Body’s transformation during and after pregnancy is universally recognized but what about the mothers’ brains? Is the animal instinct something depending on the environment or something ancestral, or does it come from the brain?
A detailed study of a woman’s brain before, during and after pregnancy revealed sweeping neural changes, also months after her baby was born. The results, published September 16 in Nature Neuroscience, is the first comprehensive view of the neural changes that accompany gestation. Every woman knows what to expect for her body during pregnancy, but what to expect when you’re expecting for the brain?
With four MRI scans before pregnancy, fifteen scans during pregnancy and seven scans in the two years after the baby was born, the new study follows the entire arc for one mother.
Researchers’ findings from this precision imaging study show that pregnancy is one the major neuroplasticity moment, characterized by reductions in grey matter volume (GMV), cortical thinning and enhanced white matter microstructural integrity that unfold week by week.
Ok, first point, shrinking brain sounds scary. The brain under scrutiny belongs to cognitive neuroscientist Liz Chrastil, one of the researchers. Over the course of her pregnancy and afterward, Chrastil says she felt fine as her gray matter was reduced and refined, as their neuroscientist colleagues expected. These changes were also tied to the significant rise in steroid hormone concentrations over pregnancy.

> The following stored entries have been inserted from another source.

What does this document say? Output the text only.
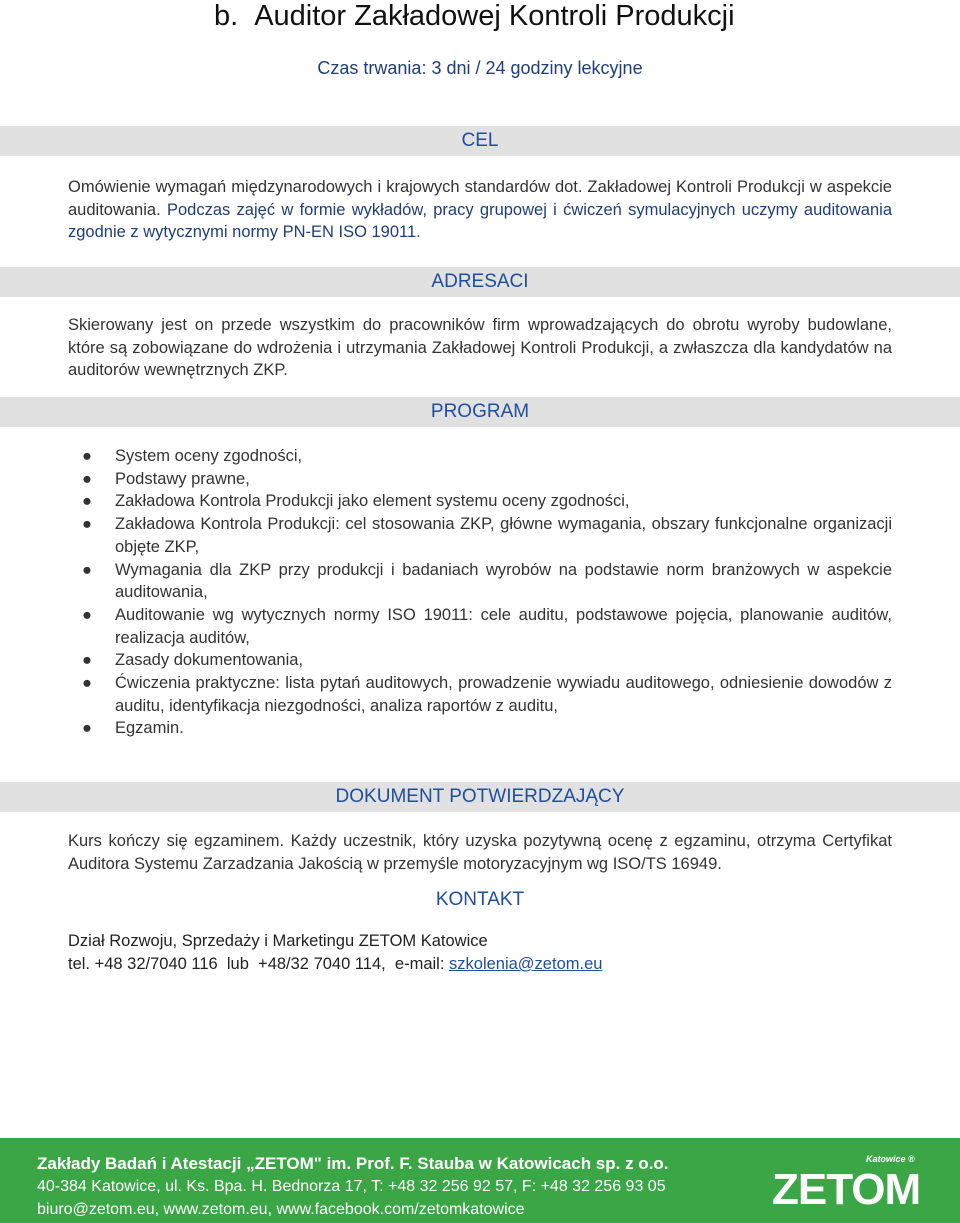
b. Auditor Zakładowej Kontroli Produkcji
Czas trwania: 3 dni / 24 godziny lekcyjne
CEL
Omówienie wymagań międzynarodowych i krajowych standardów dot. Zakładowej Kontroli Produkcji w aspekcie auditowania. Podczas zajęć w formie wykładów, pracy grupowej i ćwiczeń symulacyjnych uczymy auditowania zgodnie z wytycznymi normy PN-EN ISO 19011.
ADRESACI
Skierowany jest on przede wszystkim do pracowników firm wprowadzających do obrotu wyroby budowlane, które są zobowiązane do wdrożenia i utrzymania Zakładowej Kontroli Produkcji, a zwłaszcza dla kandydatów na auditorów wewnętrznych ZKP.
PROGRAM
● System oceny zgodności,
● Podstawy prawne,
● Zakładowa Kontrola Produkcji jako element systemu oceny zgodności,
● Zakładowa Kontrola Produkcji: cel stosowania ZKP, główne wymagania, obszary funkcjonalne organizacji objęte ZKP,
● Wymagania dla ZKP przy produkcji i badaniach wyrobów na podstawie norm branżowych w aspekcie auditowania,
● Auditowanie wg wytycznych normy ISO 19011: cele auditu, podstawowe pojęcia, planowanie auditów, realizacja auditów,
● Zasady dokumentowania,
● Ćwiczenia praktyczne: lista pytań auditowych, prowadzenie wywiadu auditowego, odniesienie dowodów z auditu, identyfikacja niezgodności, analiza raportów z auditu,
● Egzamin.
DOKUMENT POTWIERDZAJĄCY
Kurs kończy się egzaminem. Każdy uczestnik, który uzyska pozytywną ocenę z egzaminu, otrzyma Certyfikat Auditora Systemu Zarzadzania Jakością w przemyśle motoryzacyjnym wg ISO/TS 16949.
KONTAKT
Dział Rozwoju, Sprzedaży i Marketingu ZETOM Katowice
tel. +48 32/7040 116  lub  +48/32 7040 114,  e-mail: szkolenia@zetom.eu
Zakłady Badań i Atestacji „ZETOM" im. Prof. F. Stauba w Katowicach sp. z o.o.
40-384 Katowice, ul. Ks. Bpa. H. Bednorza 17, T: +48 32 256 92 57, F: +48 32 256 93 05
biuro@zetom.eu, www.zetom.eu, www.facebook.com/zetomkatowice
Katowice ®
ZETOM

GMV and cortical thinning persist at 2 years postpartum.
But, point two, the most surprising change of her brain was the white matter tracts, that grew stronger, peaking in the second trimester. These tracts are bundles of information-sending fibers that travel around the brain. The stronger they are, the more efficiently they can carry information. The large increases in white matter microstructural integrity through-out the first and second trimesters of pregnancy fully returned to baseline values by the first postpartum scan, instead GMV and cortical scanning displayed only a modest rebound postpartum.

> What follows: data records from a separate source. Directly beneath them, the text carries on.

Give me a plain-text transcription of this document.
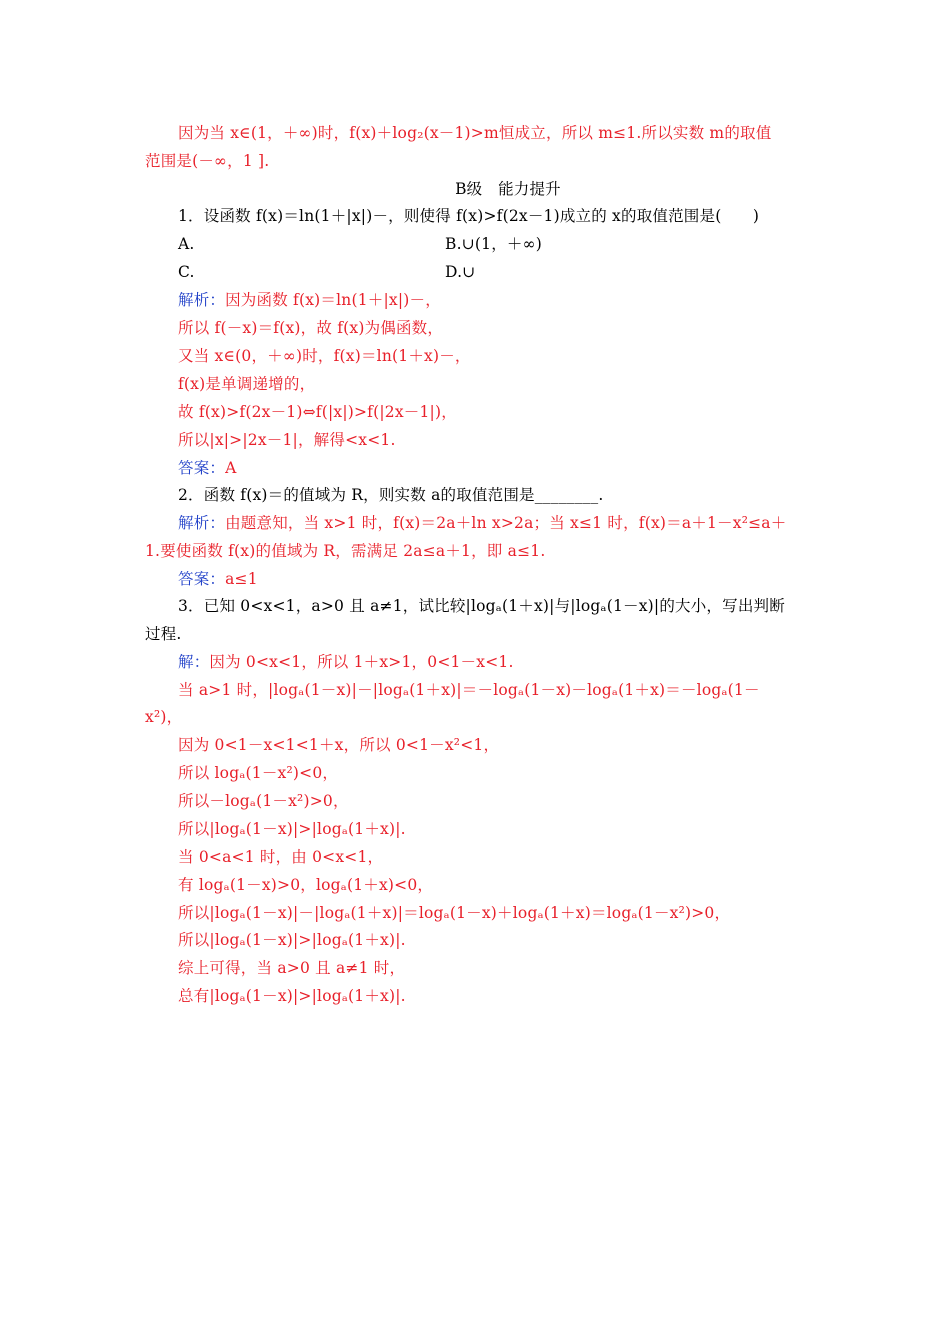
因为当 x∈(1，＋∞)时，f(x)＋log₂(x－1)>m恒成立，所以 m≤1.所以实数 m的取值
范围是(－∞，1 ].
B级　能力提升
1．设函数 f(x)＝ln(1＋|x|)－，则使得 f(x)>f(2x－1)成立的 x的取值范围是(　　)
A.	B.∪(1，＋∞)
C.	D.∪
解析：因为函数 f(x)＝ln(1＋|x|)－，
所以 f(－x)＝f(x)，故 f(x)为偶函数，
又当 x∈(0，＋∞)时，f(x)＝ln(1＋x)－，
f(x)是单调递增的，
故 f(x)>f(2x－1)⇔f(|x|)>f(|2x－1|)，
所以|x|>|2x－1|，解得<x<1.
答案：A
2．函数 f(x)＝的值域为 R，则实数 a的取值范围是________.
解析：由题意知，当 x>1 时，f(x)＝2a＋ln x>2a；当 x≤1 时，f(x)＝a＋1－x²≤a＋
1.要使函数 f(x)的值域为 R，需满足 2a≤a＋1，即 a≤1.
答案：a≤1
3．已知 0<x<1，a>0 且 a≠1，试比较|logₐ(1＋x)|与|logₐ(1－x)|的大小，写出判断
过程.
解：因为 0<x<1，所以 1＋x>1，0<1－x<1.
当 a>1 时，|logₐ(1－x)|－|logₐ(1＋x)|＝－logₐ(1－x)－logₐ(1＋x)＝－logₐ(1－
x²)，
因为 0<1－x<1<1＋x，所以 0<1－x²<1，
所以 logₐ(1－x²)<0，
所以－logₐ(1－x²)>0，
所以|logₐ(1－x)|>|logₐ(1＋x)|.
当 0<a<1 时，由 0<x<1，
有 logₐ(1－x)>0，logₐ(1＋x)<0，
所以|logₐ(1－x)|－|logₐ(1＋x)|＝logₐ(1－x)＋logₐ(1＋x)＝logₐ(1－x²)>0，
所以|logₐ(1－x)|>|logₐ(1＋x)|.
综上可得，当 a>0 且 a≠1 时，
总有|logₐ(1－x)|>|logₐ(1＋x)|.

GMV reduction promotes parenthood
The neuroanatomical changes that unfold during matrescence may have broad implications for understanding individual differences in parental behavior, vulnerability to mental health disorders and patterns of brain aging. Decreases in GMV may reflect ‘fine-tuning’ of the brain by neuro-modulatory hormones in preparation for parenthood.
Human studies have revealed GMV reductions in areas of the brain important for social cognition and the magnitude of these changes corresponds with increased parental attachment. Deeper examination of cellular and systems-level mechanisms will improve our understanding of how pregnancy remodels specific circuits to promote maternal behavior.
Pinpointing the synchrony of gray and white matter changes that unfold in the maternal brain could be key to understanding the behavioral adaptions that emerge during and after pregnancy, such as honing the brain’s visual and auditory responses to infant cues and eliciting maternal behavior.
For both adolescence and matrescence, the consider-able rise in steroid hormone production appears to remodel the brain, promoting a suite of behaviors adaptive to that life stage. How specific neural changes give rise to specific behavioral adaptations has yet to be fully explored with respect to human pregnancy.
A precision imaging approach can help determine whether the pace of pregnancy-induced neuroanatomical changes drives divergent brain health outcomes in women, as may be the case during other rapid periods of brain development. Precision imaging studies could offer clues about an individual’s risk for or resilience to depression before symptom onset, helping clinicians better determine when and how to intervene. Neuroscientists and clinicians also lack tools to facilitate detection and treatment of neurological disorders that co-occur, worsen or remit with pregnancy, such as epilepsy, headaches, multiple sclerosis and intracranial hypertension. Precision mapping of the maternal brain lays the groundwork for a greater understanding of the subtle and sweeping structural, functional, behavioral and clinical changes that unfold across pregnancy.
References:
L. Pritschet et al. Neuroanatomical changes observed over the course of a human pregnancy. Nature Neuroscience. September 16, 2024. doi: 10.1038/s41593-024-01741-0.